Et Isabelle de porter un regard vers l’avenir.
« En cette année où je vais fêter les 20 ans de la création de mon propre bureau, je rêve de remporter le projet de la gare d’Anvers. Il aborde également les trois piliers : écologique par un éclairage mesuré dans des températures de couleurs chaudes, économique parce que nous l’avons conçu avec un budget vraiment serré, et social parce qu’il permettrait à tous les voyageurs et les habitants de se sentir bien en arrivant là.

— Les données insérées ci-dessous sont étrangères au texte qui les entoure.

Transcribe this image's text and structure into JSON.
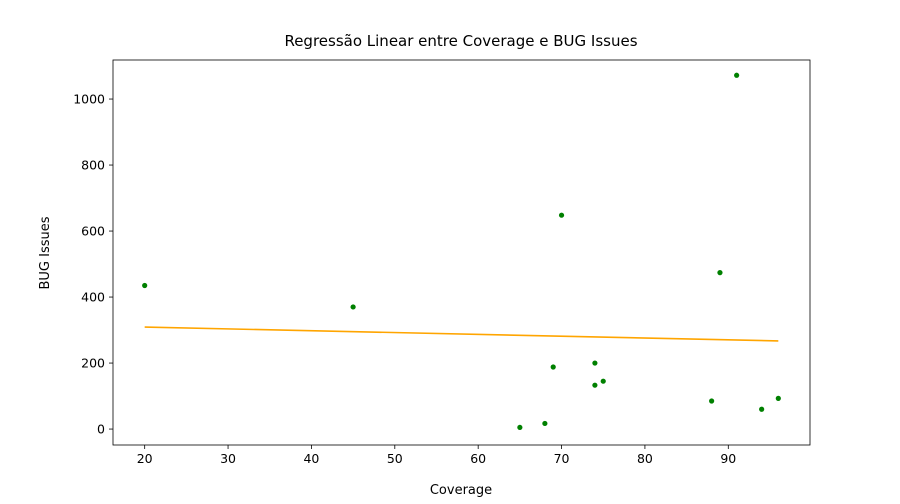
{
  "chart_data": {
    "type": "scatter",
    "title": "Regressão Linear entre Coverage e BUG Issues",
    "xlabel": "Coverage",
    "ylabel": "BUG Issues",
    "xlim": [
      16.2,
      99.8
    ],
    "ylim": [
      -48.3,
      1118.3
    ],
    "xticks": [
      20,
      30,
      40,
      50,
      60,
      70,
      80,
      90
    ],
    "yticks": [
      0,
      200,
      400,
      600,
      800,
      1000
    ],
    "grid": false,
    "point_color": "#008000",
    "line_color": "#ffa500",
    "points": [
      {
        "x": 20,
        "y": 435
      },
      {
        "x": 45,
        "y": 370
      },
      {
        "x": 65,
        "y": 5
      },
      {
        "x": 68,
        "y": 17
      },
      {
        "x": 69,
        "y": 188
      },
      {
        "x": 70,
        "y": 648
      },
      {
        "x": 74,
        "y": 200
      },
      {
        "x": 74,
        "y": 133
      },
      {
        "x": 75,
        "y": 145
      },
      {
        "x": 88,
        "y": 85
      },
      {
        "x": 89,
        "y": 474
      },
      {
        "x": 91,
        "y": 1072
      },
      {
        "x": 94,
        "y": 60
      },
      {
        "x": 96,
        "y": 93
      }
    ],
    "regression_line": {
      "x": [
        20,
        96
      ],
      "y": [
        309,
        267
      ]
    }
  }
}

Il s’agit ici d’une valorisation du patrimoine remarquable flamand de portée internationale.
Un peu le pendant de la Grand-Place de Bruxelles, projet que nous avons débuté il y a presque quinze ans ! »

«Il n’y a pas de lumière sans ombre »
Cette phrase d’Aragon, Isabelle Corten l’a faite sienne, en tant que membre de « Concepteurs lumière sans frontières », une association humanitaire qui donne la priorité à des solutions durables. « En Haïti, nous travaillons depuis dix ans à faire en sorte que le savoir perdure. Parce que pour ceux qui connaissent les privations quotidiennes ou les catastrophes naturelles, pour ceux qui vivent au cœur des ténèbres, l’éclairage est nécessaire ! »
Cette transmission, elle y œuvrera également, dès la rentrée académique de 2021, dans les amphithéâtres de la Faculté d’Architecture La Cambre Horta (ULB). « Le manque de formation à la conception de lumière est un sujet dont je discute depuis des années avec le doyen. Nous vivons la moitié de l’année dans l’obscurité et la Belgique ne compte que trois à quatre bureaux spécialisés, alors que le travail est énorme ! Plutôt que de poser juste une cerise sur le gâteau dans un cahier des charges, nous voulons offrir une vraie réflexion et une spécialisation solide. »
Le Certificat d’Executive Master en Génie Lumière s’obtiendra donc au bout de deux années d’études, sous la houlette d’Isabelle Corten et Georges Berne, mais également d’Elettra Bordonaro, d’Emmanuel Mélac, de Bénédicte Collard et d’Agnès Bovet-Pavy. Comme expliqué sur le site de la faculté : « Il vise à former des professionnels capables de suivre le processus de production d’éclairage dans des lieux intérieurs ou extérieurs, des environnements urbains et paysagers. Il s’attache particulièrement aux méthodes en tenant compte de l’innovation dans divers domaines également connexes à l’éclairagisme».

 


Plan lumière de la ville de Carouge, en Suisse (2014 - 2017)
Le plan lumière accompagne et recompose le territoire nocturne en mettant en valeur ses particularités. L’humain est au centre du projet, la lumière accompagne l’usager devant les écoles, le long des places, dans les passages couverts, au-travers de la ville… grâce à des interventions spécifiques.
Maitre d’ouvrage : Ville de Carouge.